Bienfaits : Permet de se sortir des déséquilibres du mental, améliore la motivation et la capacité d’anticipation.
A noter : La pratique de Tratak avec le soleil nécessite des précautions évidentes pour préserver la rétine. Il se pratique juste après le lever ou juste avant le coucher du soleil, pendant max. 10 minutes.

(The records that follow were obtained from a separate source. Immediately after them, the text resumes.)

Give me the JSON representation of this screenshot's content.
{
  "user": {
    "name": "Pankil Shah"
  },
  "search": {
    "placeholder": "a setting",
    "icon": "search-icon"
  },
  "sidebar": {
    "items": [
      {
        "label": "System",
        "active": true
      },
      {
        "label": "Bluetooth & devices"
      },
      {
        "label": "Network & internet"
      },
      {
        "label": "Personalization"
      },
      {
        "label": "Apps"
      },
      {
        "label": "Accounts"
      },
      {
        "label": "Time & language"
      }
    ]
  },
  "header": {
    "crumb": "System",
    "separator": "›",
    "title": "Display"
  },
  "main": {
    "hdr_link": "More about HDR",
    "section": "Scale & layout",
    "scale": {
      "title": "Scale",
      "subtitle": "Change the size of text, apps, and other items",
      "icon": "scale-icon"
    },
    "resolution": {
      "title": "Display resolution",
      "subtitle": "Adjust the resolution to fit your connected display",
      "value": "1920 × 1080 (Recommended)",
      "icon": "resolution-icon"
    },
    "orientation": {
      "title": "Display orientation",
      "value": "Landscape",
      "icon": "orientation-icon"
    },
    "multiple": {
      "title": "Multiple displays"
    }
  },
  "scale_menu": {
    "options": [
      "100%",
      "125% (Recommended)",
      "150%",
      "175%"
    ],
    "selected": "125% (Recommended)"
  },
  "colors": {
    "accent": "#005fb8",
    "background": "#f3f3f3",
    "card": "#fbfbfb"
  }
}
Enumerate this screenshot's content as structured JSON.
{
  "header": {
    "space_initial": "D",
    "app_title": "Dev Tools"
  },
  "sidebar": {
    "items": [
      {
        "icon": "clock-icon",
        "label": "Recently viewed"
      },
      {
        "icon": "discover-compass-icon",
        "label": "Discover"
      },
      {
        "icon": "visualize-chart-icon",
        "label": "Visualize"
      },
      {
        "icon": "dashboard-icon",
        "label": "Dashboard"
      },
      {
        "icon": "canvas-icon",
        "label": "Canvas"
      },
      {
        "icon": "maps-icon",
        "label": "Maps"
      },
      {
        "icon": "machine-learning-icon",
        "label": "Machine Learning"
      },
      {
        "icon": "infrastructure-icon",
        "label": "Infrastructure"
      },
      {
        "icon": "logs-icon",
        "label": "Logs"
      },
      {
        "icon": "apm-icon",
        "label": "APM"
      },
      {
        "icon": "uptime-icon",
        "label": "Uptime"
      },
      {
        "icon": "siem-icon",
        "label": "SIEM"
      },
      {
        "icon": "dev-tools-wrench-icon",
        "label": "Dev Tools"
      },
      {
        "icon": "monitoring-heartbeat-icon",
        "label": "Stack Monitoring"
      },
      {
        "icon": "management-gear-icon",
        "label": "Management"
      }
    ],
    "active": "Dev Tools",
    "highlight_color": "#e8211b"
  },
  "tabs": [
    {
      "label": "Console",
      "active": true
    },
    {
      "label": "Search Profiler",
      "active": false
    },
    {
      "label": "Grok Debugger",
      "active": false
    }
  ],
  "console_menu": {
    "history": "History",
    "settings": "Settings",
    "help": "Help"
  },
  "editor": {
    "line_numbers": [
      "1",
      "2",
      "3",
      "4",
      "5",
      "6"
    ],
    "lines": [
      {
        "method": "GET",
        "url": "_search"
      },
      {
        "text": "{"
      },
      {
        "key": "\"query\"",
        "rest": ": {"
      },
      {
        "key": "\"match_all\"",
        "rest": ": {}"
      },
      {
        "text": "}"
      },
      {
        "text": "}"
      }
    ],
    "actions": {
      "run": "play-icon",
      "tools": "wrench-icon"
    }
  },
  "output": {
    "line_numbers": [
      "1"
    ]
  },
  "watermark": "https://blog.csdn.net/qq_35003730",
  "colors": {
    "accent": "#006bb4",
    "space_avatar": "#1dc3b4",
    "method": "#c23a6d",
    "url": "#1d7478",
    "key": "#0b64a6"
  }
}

- Parce que la pratique de Tratak requiert un mental paisible, il est bon de, tout d’abord, s’assoir le dos droit, en respectant les courbures physiologiques du dos, et de prendre un temps pour pratiquer plusieurs minutes la respiration consciente, lente et régulière, tout en laissant de côté les pensées négatives ou à basse vibration. Sinon, Tratak ne sera pas aussi efficace.
- Pour s’engager pleinement dans la pratique, il convient idéalement de la répéter à heure régulière, toujours au même endroit, avec patience et concentration.
- Parmi les trois types de Tratak, choisir celui qui vous convient le mieux et pratiquer tous les jours pour une durée égale ou supérieure à celle du premier jour. Rester immobile, comme une statue, tout du long de la pratique (Kaya Sthairyam).
Tratak opère une véritable pacification intérieure. La présence à l’instant est totale et l’état de conscience s’en trouve élargi.
Pour que Tratak devienne une véritable Sadhana, on dit qu’il est bon de le pratiquer régulièrement, au moins 21 jours ou jusqu’à 3 mois, à raison de 15 minutes par jour (assise préalable comprise).
Tratak avec une bougie est particulièrement efficace. Au bout de quelques minutes de pratique, tout se passe comme si la lumière nous éclairait de l’intérieur. On dit que cet exercice opère une réelle purification: les scories émotionnelles et mentales sont comme brûlées par la flamme…
Si vous avez de la peine à dormir, allumez une bougie et asseyez-vous quelques minutes devant, pour faire Tratak, juste avant de vous coucher. La qualité de votre nuit pourrait en être grandement améliorée.
Contre-indications : En cas de maladie cardiaque ou de maladie oculaire, s’abstenir de pratiquer Tratak.